I shake my head. “No. Nothing… self-harm-y. Been through plenty and I know what that looks like, how to avoid it. I promise, it’s not something that’ll hurt me. I think.”
“You think?”
I laugh softly. “Yeah. I think. Cause frankly, if this does work… well, it’s certainly going to say a lot, at least. I just… need something from you, ok?”
He takes in a deep breath. It… it actually means a lot more to me than if he’d just said yes immediately. He takes the time to actually think it through, and I see him look at me, and then back at the dark of my room upstairs, and then at nothing at all for a while.
“Yeah. If I can help you, then I want to. Anything.”
I have to swallow some more hot chocolate, the lump back, bringing with it a heat in my eyes that almost spills over.
Then, I take a long, slow breath, in as deep as it can go, and back out just as slowly. I put the mug down, now matching Jay’s on the table, and take the blanket off my shoulders, sitting upright, and then standing tall. I stretch, crack my neck, and look at the wall I’ve been staring at, on and off, since I got to the living room.

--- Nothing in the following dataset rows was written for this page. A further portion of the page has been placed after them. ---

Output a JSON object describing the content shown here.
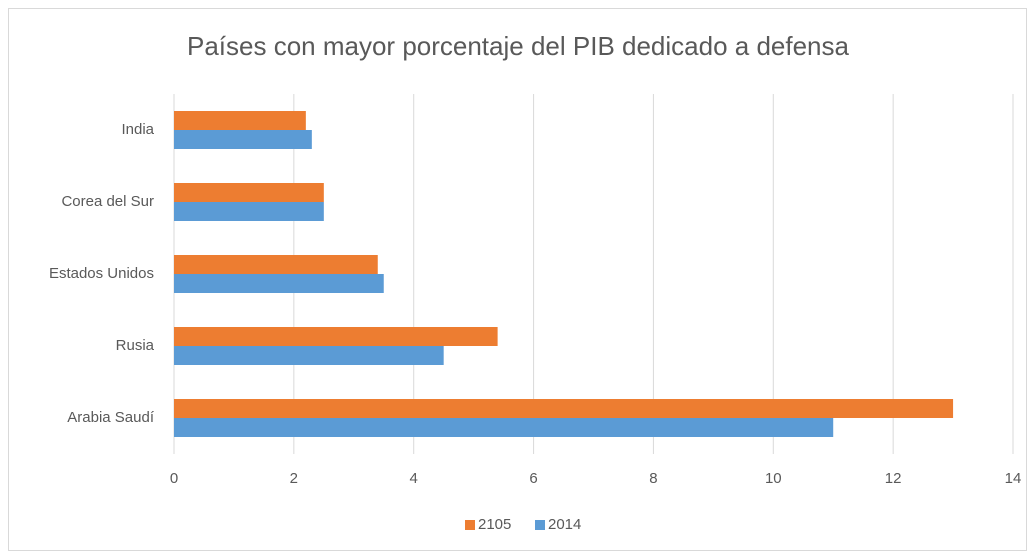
{
  "chart_data": {
    "type": "barh",
    "title": "Países con mayor porcentaje del PIB dedicado a defensa",
    "categories": [
      "India",
      "Corea del Sur",
      "Estados Unidos",
      "Rusia",
      "Arabia Saudí"
    ],
    "series": [
      {
        "name": "2105",
        "color": "#ed7d31",
        "values": [
          2.2,
          2.5,
          3.4,
          5.4,
          13
        ]
      },
      {
        "name": "2014",
        "color": "#5b9bd5",
        "values": [
          2.3,
          2.5,
          3.5,
          4.5,
          11
        ]
      }
    ],
    "xlim": [
      0,
      14
    ],
    "xticks": [
      0,
      2,
      4,
      6,
      8,
      10,
      12,
      14
    ],
    "grid": true,
    "legend": "bottom"
  }
}
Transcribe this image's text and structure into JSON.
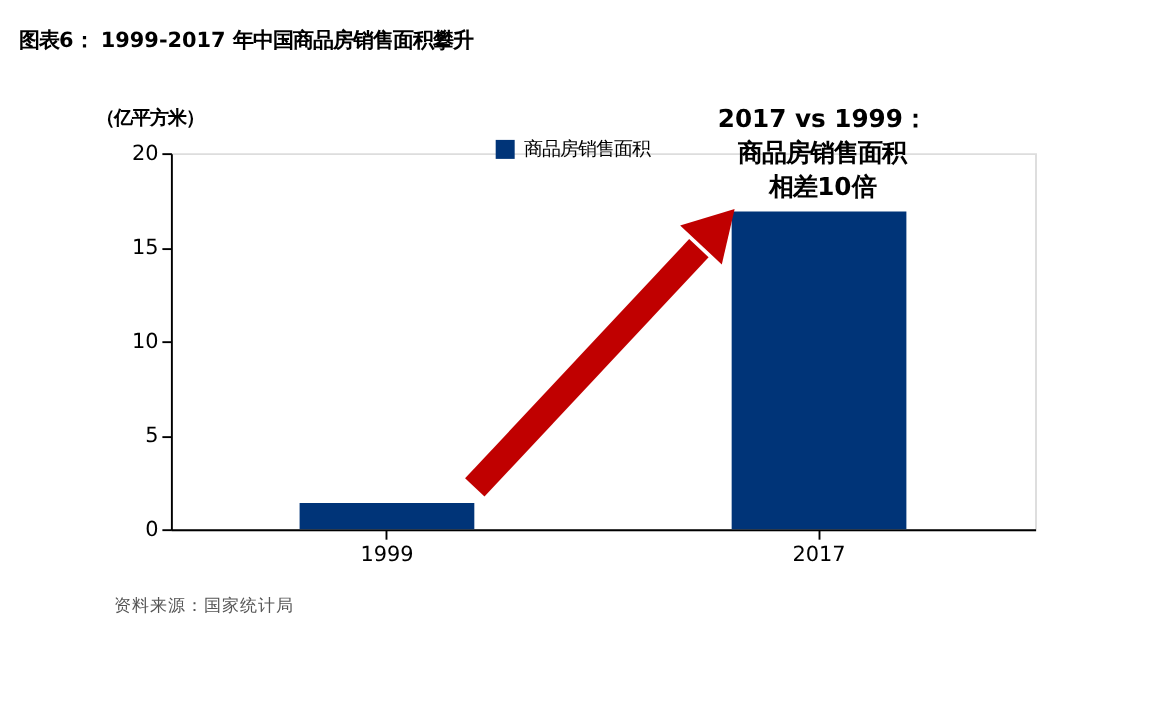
{
  "chart_data": {
    "type": "bar",
    "title": "图表6： 1999-2017 年中国商品房销售面积攀升",
    "ylabel": "（亿平方米）",
    "categories": [
      "1999",
      "2017"
    ],
    "series": [
      {
        "name": "商品房销售面积",
        "color": "#003478",
        "values": [
          1.4,
          16.9
        ]
      }
    ],
    "ylim": [
      0,
      20
    ],
    "yticks": [
      0,
      5,
      10,
      15,
      20
    ],
    "grid": false,
    "legend": "top left",
    "annotations": [
      "2017 vs 1999：",
      "商品房销售面积",
      "相差10倍",
      "资料来源：国家统计局"
    ]
  }
}
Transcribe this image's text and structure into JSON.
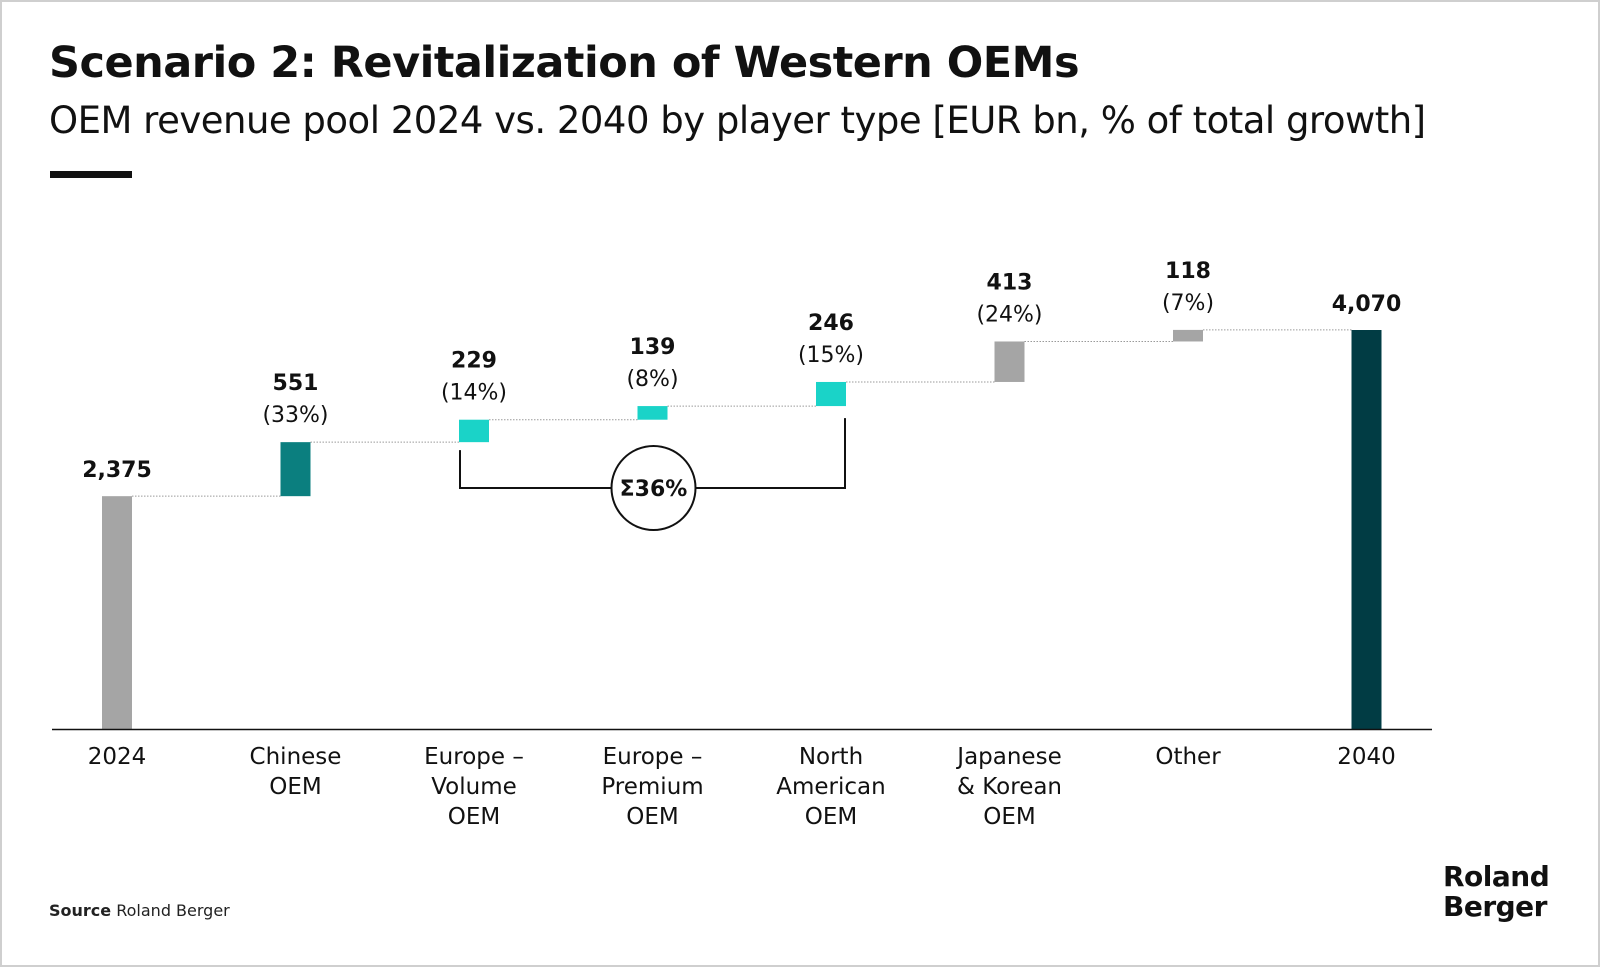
{
  "header": {
    "title": "Scenario 2: Revitalization of Western OEMs",
    "subtitle": "OEM revenue pool 2024 vs. 2040 by player type [EUR bn, % of total growth]"
  },
  "footer": {
    "source_label": "Source",
    "source_text": "Roland Berger",
    "logo_line1": "Roland",
    "logo_line2": "Berger"
  },
  "chart_data": {
    "type": "waterfall",
    "categories": [
      [
        "2024"
      ],
      [
        "Chinese",
        "OEM"
      ],
      [
        "Europe –",
        "Volume",
        "OEM"
      ],
      [
        "Europe –",
        "Premium",
        "OEM"
      ],
      [
        "North",
        "American",
        "OEM"
      ],
      [
        "Japanese",
        "& Korean",
        "OEM"
      ],
      [
        "Other"
      ],
      [
        "2040"
      ]
    ],
    "values": [
      2375,
      551,
      229,
      139,
      246,
      413,
      118,
      4070
    ],
    "kinds": [
      "total",
      "delta",
      "delta",
      "delta",
      "delta",
      "delta",
      "delta",
      "total"
    ],
    "value_labels": [
      "2,375",
      "551",
      "229",
      "139",
      "246",
      "413",
      "118",
      "4,070"
    ],
    "share_labels": [
      "",
      "(33%)",
      "(14%)",
      "(8%)",
      "(15%)",
      "(24%)",
      "(7%)",
      ""
    ],
    "colors": [
      "#a5a5a5",
      "#0b7f7f",
      "#1ad3c8",
      "#1ad3c8",
      "#1ad3c8",
      "#a5a5a5",
      "#a5a5a5",
      "#013c44"
    ],
    "bracket": {
      "from_index": 2,
      "to_index": 4,
      "label": "Σ36%"
    },
    "connector_color": "#9a9a9a",
    "axis_color": "#111111"
  }
}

“Just… stand over there. On the side. Get a good angle, and just… watch. Carefully. Tell me what you see.”
He gulps, looking over to where I indicated… but he nods, and he does follow along with instruction. He steps over to the side of the main room- it’s not a large space, what with being a condo apartment with three people living in it, two in the same room, one to each of the others. It’s enough space for him to come around, next to the little staircase up to the “upper floor”, and stare at the wall I indicated, and at the space between me and it.
“Here good?”
I nod. “Yeah. Just… make sure you watch, ok? And if you don’t see anything, you don’t see anything- but make sure.”
I walk forward slowly, never letting my eyes leave the wall.

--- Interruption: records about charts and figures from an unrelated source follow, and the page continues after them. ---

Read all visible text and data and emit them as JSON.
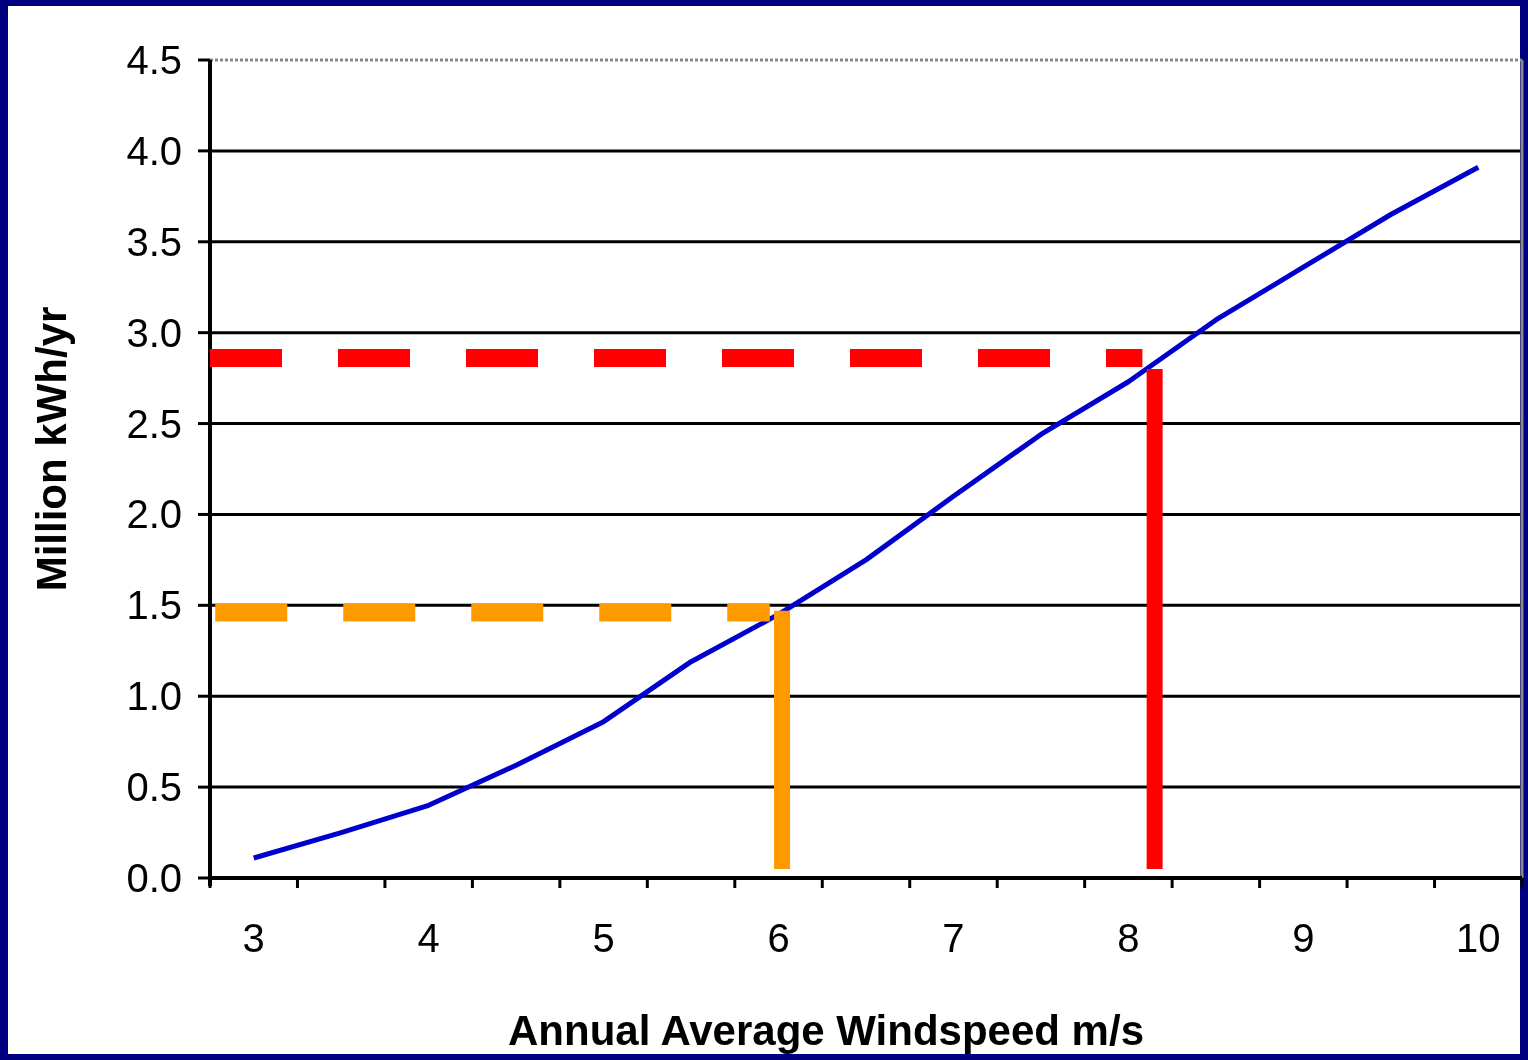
{
  "chart_data": {
    "type": "line",
    "xlabel": "Annual Average Windspeed m/s",
    "ylabel": "Million kWh/yr",
    "x": [
      3,
      3.5,
      4,
      4.5,
      5,
      5.5,
      6,
      6.5,
      7,
      7.5,
      8,
      8.5,
      9,
      9.5,
      10
    ],
    "series": [
      {
        "color": "#0000cc",
        "values": [
          0.11,
          0.25,
          0.4,
          0.62,
          0.86,
          1.19,
          1.45,
          1.75,
          2.1,
          2.44,
          2.73,
          3.07,
          3.36,
          3.65,
          3.91
        ]
      },
      {
        "color": "#ff0000",
        "x": [
          2.75,
          8.08
        ],
        "values": [
          2.86,
          2.86
        ],
        "line_style": "dashed"
      },
      {
        "color": "#ff0000",
        "x": [
          8.15,
          8.15
        ],
        "values": [
          0.05,
          2.8
        ],
        "line_style": "solid"
      },
      {
        "color": "#ff9900",
        "x": [
          2.78,
          5.95
        ],
        "values": [
          1.46,
          1.46
        ],
        "line_style": "dashed"
      },
      {
        "color": "#ff9900",
        "x": [
          6.02,
          6.02
        ],
        "values": [
          0.05,
          1.47
        ],
        "line_style": "solid"
      }
    ],
    "xlim": [
      2.75,
      10.25
    ],
    "xticks": [
      {
        "value": 2.75,
        "label": null
      },
      {
        "value": 3,
        "label": "3"
      },
      {
        "value": 3.25,
        "label": null
      },
      {
        "value": 3.75,
        "label": null
      },
      {
        "value": 4,
        "label": "4"
      },
      {
        "value": 4.25,
        "label": null
      },
      {
        "value": 4.75,
        "label": null
      },
      {
        "value": 5,
        "label": "5"
      },
      {
        "value": 5.25,
        "label": null
      },
      {
        "value": 5.75,
        "label": null
      },
      {
        "value": 6,
        "label": "6"
      },
      {
        "value": 6.25,
        "label": null
      },
      {
        "value": 6.75,
        "label": null
      },
      {
        "value": 7,
        "label": "7"
      },
      {
        "value": 7.25,
        "label": null
      },
      {
        "value": 7.75,
        "label": null
      },
      {
        "value": 8,
        "label": "8"
      },
      {
        "value": 8.25,
        "label": null
      },
      {
        "value": 8.75,
        "label": null
      },
      {
        "value": 9,
        "label": "9"
      },
      {
        "value": 9.25,
        "label": null
      },
      {
        "value": 9.75,
        "label": null
      },
      {
        "value": 10,
        "label": "10"
      },
      {
        "value": 10.25,
        "label": null
      }
    ],
    "ylim": [
      0,
      4.5
    ],
    "yticks": [
      {
        "value": 0,
        "label": "0.0"
      },
      {
        "value": 0.5,
        "label": "0.5"
      },
      {
        "value": 1,
        "label": "1.0"
      },
      {
        "value": 1.5,
        "label": "1.5"
      },
      {
        "value": 2,
        "label": "2.0"
      },
      {
        "value": 2.5,
        "label": "2.5"
      },
      {
        "value": 3,
        "label": "3.0"
      },
      {
        "value": 3.5,
        "label": "3.5"
      },
      {
        "value": 4,
        "label": "4.0"
      },
      {
        "value": 4.5,
        "label": "4.5"
      }
    ],
    "grid": "y",
    "marker": "none"
  }
}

The wall with the crack in it.
It’s a lot like the one in my room. Not identical, though- the shape is different, as is the material behind it, both in coloration and density. But just like up in my room, here in my living space, there’s a crack in the wall, and behind it, the pulse of mucus and meat.

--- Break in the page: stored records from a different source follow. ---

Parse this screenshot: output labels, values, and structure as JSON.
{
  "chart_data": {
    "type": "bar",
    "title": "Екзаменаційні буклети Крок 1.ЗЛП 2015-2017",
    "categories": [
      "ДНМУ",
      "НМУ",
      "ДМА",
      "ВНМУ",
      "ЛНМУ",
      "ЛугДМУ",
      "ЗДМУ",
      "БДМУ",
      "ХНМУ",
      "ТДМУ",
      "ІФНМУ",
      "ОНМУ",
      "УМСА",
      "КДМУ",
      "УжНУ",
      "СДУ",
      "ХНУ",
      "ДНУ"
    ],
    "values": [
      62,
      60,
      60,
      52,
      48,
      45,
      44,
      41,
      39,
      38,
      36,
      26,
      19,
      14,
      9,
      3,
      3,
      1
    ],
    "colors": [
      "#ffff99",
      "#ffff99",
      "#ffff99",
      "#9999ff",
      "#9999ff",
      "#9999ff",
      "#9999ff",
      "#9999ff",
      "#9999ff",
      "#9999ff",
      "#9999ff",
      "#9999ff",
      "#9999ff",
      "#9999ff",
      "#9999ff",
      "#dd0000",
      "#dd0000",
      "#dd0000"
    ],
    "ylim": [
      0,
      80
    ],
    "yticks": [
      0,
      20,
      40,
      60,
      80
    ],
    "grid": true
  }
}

I walk towards it. And when I get close… I reach out.
It feels warm. Not hot, like I expected, no feverish heat. Just… warm. Like I’m touching it through a layer of clothing, maybe, even as I feel how wet it is, how it reacts, ever so slightly, to my touch. It flinches from the contact, just like any other skin would- except there’s a lot less skin than I’d like.
Fuck. Less skin than I’d like. That’s what life’s come to, it seems.
I push my fingers in against it. There are… seams, in the muscle, in the weird veins and fatty tissue behind the wall. It feels like fingering a warm steak, feeling those juices that aren’t quite blood and the fat and tissue that isn’t quite what it would be when it was complete.
I push in a little deeper. I don’t break eye contact with it.
“Jay?” I ask; “Where are my fingers right now?”
He frowns. Leans closer, and then squints really hard, leaning forward further.
“I… is your wall… soft?”
I laugh a bit. Quiet. Hushed.
Slowly, I reach around one of the segments I can feel, wrapping my finger around it. And then… I pull.
The house creaks.
It’s slight, a sound not unlike the house settling- except it’s not a sound I’ve heard before, a new sound, one that pulls from and reacts to the pressure in my hand as I pull something out of the wall. It drags forward, slow, the house creaking with it as it does- until I’m holding, in my hand, a piece of severed muscle, connected to the wall by strings of mucus and a few long, trailing ligaments.
“Jay? What am I holding right now?”
For a little while, Jay says nothing. Dead silence. Just the fading sound of the house creaking, and the sound of my heartbeat in my ears, as loud as it’s ever been.
“Ilia, do you have… do you have meat in your walls?”
I let out the loudest, most painful breath of air I’ve ever felt in my lungs, and hear it turn into a sound of relief and misery both, a single loud sob. I turn to look at Jay, a soft little smile on my lips, an exhausted catharsis in my eyes.
“Yeah, Jay. I guess you could say that.”